After doing a lot of research I picked the Secteur. I bought the Secteur because of the aluminum frame and the mounts for panniers. This bike is to be used as my touring bike. I love this frame. I cannot speak to the components as I immediately changed all components to Ultegra 6600. I wanted quicker and more defined shifting, so that is why I changed them out. I love the geometry of this bike. I have already put hundreds of miles on it. The longest ride being 90 miles. There have been no problems with the bike. I own a Roubaix pro and the geometry is almost identical. Though the Secteur is heavier then the Roubaix, it does not feel it. It feels stiff and reacts to every push of the pedals. I would definitely buy this bike again.


----------



## hontors (Oct 4, 2009)

I ordered the Sectuer Elite Compact this afternoon.

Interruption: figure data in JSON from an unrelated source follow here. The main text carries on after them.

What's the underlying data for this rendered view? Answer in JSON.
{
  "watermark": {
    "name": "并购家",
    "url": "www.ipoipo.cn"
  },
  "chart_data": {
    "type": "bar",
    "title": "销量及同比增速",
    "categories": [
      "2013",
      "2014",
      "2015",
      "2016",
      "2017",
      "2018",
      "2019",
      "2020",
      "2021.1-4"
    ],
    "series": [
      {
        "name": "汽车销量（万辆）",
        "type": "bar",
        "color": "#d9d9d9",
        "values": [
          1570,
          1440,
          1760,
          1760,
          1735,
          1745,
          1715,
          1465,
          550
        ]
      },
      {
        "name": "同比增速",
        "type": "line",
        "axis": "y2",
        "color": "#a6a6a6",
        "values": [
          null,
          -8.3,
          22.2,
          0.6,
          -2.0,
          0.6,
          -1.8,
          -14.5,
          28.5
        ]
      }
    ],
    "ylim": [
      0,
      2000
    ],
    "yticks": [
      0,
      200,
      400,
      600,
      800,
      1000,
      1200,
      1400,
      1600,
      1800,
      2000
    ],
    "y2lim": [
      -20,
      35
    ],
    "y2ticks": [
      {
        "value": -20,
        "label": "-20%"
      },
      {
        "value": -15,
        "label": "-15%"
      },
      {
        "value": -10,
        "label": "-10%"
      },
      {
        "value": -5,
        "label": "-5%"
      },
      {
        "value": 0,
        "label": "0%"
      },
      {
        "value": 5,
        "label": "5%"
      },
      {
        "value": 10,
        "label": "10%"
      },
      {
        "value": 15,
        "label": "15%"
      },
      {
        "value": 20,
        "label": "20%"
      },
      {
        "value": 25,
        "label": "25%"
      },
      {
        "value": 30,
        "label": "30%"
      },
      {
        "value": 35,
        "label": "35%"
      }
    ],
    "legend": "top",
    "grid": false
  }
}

Looking forward to picking it up!!


----------



## easyridernyc (Jan 10, 2008)

good choice, that cannondale is a nice bike though...

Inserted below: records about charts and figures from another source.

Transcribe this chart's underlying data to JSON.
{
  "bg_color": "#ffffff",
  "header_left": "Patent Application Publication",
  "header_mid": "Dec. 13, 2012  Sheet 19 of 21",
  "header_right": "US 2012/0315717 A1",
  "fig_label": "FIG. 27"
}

the A1 has an interesting history, lbs tried to get me to buy it on the Allez Elite instead of the E-5 i wound up getting a couple years ago. i kept asking the cat, yo, what is the difference, what is the difference, and he kept hemming and hawwing...so finally i said f uck you and found another lbs. and man, i love that frame with the columbus tubing. the new e is meant to be even faster....

if i were gonna use ultegra to upgrade a new specialized frame, on the one hand it would probably be a new E5, not an A1. on the other, you probably cant go wrong with new specialized technology on an intermediate level aluminum frame...i think the 010 specialized line has a lot of variety and value, with the compact 105 you got yourself a nice ride there son. enjoy let us know how it works out


----------



## thew60 (Oct 3, 2009)

After test riding many of the endurance type bikes, I finally bought the Secteur Comp. I tried the elite and the comp, and after riding the comp, I could not go back to the elite. Big difference in the ride (at least I thought so) AND the LBS gave me a deal on the Comp i couldn't refuse. 
I LOVE the bike and am looking forward to many miles...


----------



## PJ352 (Dec 5, 2007)

thew60 said:


> After test riding many of the endurance type bikes, I finally bought the Secteur Comp. I tried the elite and the comp, and after riding the comp, I could not go back to the elite. Big difference in the ride (at least I thought so) AND the LBS gave me a deal on the Comp i couldn't refuse.
> I LOVE the bike and am looking forward to many miles...


Congrats on the new bike! :thumbsup: 

Ride often and ride safe, but remember, until we see pics....


----------